5. Forget about Peterson's. You need to use proper synchronization at the hardware level - ie atomic instruction intrinsics provided by your compiler. Otherwise, you'll just get burned either by the compiler or the hardware (or both).

gg

6. Originally Posted by Codeplug
Forget about Peterson's. You need to use proper synchronization at the hardware level - ie atomic instruction intrinsics provided by your compiler. Otherwise, you'll just get burned either by the compiler or the hardware (or both).

gg

First question, with mutex am I guranteed not to have any issues with two threads writing the same memory at the same time?

Two, Are the two variables I need to worry about with atomic instructions turn and lpArgPtr?

This article has proven to be helpful. Am I searching for a C99 solution on a windows 7 machine.

7. Yes, a mutex will provide mutually exclusive access to a resource. On Windows, you should be using a CriticalSection instead. A Windows Mutex is used when multiple process's need to synchronize with each other.

When two or more threads access the same memory location, and at least one of them writes to that location, then you must provide synchronization.
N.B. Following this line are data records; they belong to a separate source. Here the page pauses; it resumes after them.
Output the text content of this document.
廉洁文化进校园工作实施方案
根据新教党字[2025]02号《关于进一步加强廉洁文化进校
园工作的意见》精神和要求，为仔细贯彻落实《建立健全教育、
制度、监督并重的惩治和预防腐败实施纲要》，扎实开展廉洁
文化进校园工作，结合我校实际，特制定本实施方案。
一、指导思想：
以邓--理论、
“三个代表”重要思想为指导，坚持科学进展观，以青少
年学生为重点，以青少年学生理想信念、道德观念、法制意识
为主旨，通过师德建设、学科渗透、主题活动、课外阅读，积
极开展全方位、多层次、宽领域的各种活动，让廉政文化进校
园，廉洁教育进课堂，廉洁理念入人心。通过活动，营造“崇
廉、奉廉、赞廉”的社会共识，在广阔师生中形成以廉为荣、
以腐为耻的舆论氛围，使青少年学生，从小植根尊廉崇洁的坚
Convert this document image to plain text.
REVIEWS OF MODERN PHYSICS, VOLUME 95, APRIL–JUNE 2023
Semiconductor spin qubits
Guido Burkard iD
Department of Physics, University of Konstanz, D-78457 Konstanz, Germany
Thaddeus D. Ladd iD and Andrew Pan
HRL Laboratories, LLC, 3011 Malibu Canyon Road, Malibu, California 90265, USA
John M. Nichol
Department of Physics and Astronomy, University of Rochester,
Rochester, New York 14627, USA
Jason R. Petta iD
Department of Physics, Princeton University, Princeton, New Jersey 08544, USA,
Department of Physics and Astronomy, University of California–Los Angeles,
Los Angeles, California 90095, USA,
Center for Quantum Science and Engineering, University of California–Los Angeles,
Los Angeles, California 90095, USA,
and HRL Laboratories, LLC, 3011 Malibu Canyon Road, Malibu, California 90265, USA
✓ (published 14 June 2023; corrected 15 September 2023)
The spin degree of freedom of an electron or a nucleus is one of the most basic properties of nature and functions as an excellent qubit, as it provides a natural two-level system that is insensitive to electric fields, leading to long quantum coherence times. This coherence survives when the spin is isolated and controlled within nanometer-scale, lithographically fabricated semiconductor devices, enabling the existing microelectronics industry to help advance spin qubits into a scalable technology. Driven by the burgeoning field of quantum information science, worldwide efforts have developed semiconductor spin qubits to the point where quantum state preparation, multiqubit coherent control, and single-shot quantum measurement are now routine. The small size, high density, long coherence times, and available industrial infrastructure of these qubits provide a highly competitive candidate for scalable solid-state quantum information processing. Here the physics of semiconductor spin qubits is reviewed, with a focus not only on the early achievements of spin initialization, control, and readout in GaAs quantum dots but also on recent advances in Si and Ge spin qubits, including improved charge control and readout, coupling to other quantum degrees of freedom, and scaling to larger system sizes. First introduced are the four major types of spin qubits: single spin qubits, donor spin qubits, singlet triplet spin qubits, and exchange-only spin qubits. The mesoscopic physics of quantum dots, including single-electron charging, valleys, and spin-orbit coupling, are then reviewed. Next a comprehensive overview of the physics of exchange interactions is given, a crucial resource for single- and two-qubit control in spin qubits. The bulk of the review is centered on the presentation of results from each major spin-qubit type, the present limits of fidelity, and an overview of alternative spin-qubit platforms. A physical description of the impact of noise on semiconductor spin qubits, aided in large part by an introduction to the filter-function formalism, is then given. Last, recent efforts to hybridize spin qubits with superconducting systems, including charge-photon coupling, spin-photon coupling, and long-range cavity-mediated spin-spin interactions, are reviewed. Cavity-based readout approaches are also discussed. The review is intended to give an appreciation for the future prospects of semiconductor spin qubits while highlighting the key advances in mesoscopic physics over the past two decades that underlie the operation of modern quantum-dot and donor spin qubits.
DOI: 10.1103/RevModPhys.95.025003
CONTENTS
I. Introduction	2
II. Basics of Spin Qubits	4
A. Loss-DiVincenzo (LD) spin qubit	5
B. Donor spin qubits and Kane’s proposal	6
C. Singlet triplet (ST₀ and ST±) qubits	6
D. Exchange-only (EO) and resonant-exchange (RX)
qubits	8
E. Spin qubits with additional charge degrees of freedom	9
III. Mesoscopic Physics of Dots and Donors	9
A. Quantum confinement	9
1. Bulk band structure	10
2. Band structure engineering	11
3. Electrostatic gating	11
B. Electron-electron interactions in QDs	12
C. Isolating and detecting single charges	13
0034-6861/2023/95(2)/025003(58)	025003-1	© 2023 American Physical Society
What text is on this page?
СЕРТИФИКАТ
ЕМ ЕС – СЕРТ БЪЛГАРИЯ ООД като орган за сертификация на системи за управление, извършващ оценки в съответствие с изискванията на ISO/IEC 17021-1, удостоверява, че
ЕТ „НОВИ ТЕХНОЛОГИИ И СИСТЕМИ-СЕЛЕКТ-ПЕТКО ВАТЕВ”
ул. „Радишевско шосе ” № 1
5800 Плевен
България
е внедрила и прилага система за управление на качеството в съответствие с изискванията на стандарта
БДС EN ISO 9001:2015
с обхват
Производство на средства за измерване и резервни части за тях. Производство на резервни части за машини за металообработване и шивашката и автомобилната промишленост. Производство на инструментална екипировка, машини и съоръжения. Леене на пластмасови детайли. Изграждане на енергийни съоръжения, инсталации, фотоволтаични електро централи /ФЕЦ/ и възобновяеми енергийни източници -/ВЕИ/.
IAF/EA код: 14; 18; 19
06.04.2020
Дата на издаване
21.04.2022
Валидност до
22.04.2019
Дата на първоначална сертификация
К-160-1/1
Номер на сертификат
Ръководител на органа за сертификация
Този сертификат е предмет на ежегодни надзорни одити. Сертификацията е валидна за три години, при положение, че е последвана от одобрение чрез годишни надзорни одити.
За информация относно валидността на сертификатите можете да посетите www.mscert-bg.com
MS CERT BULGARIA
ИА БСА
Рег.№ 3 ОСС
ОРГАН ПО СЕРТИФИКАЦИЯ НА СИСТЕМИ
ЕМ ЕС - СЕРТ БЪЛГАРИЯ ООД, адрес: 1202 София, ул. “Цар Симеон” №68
>> I'm trying to make some code I've written run faster.
Let us help with that by explaining or showing some of your code. Rolling your own synchronization is going to the far extreme of trying to achieve that goal. It's also very difficult to get right.

gg

8. I'm going to look at this a different way. If one thread only produces and the other only consumes do I only need to worry that the compiler doesn't do any optimization to reorder instructions?

9. You always have to worry about compiler and hardware re-ordering.

First, why don't you try out the queue_MT class in this post: ReadDirectoryChangesW question

Be sure to re-code your consumer to use the dequeue_all() interface. See if you get satisfactory speed up with that.

gg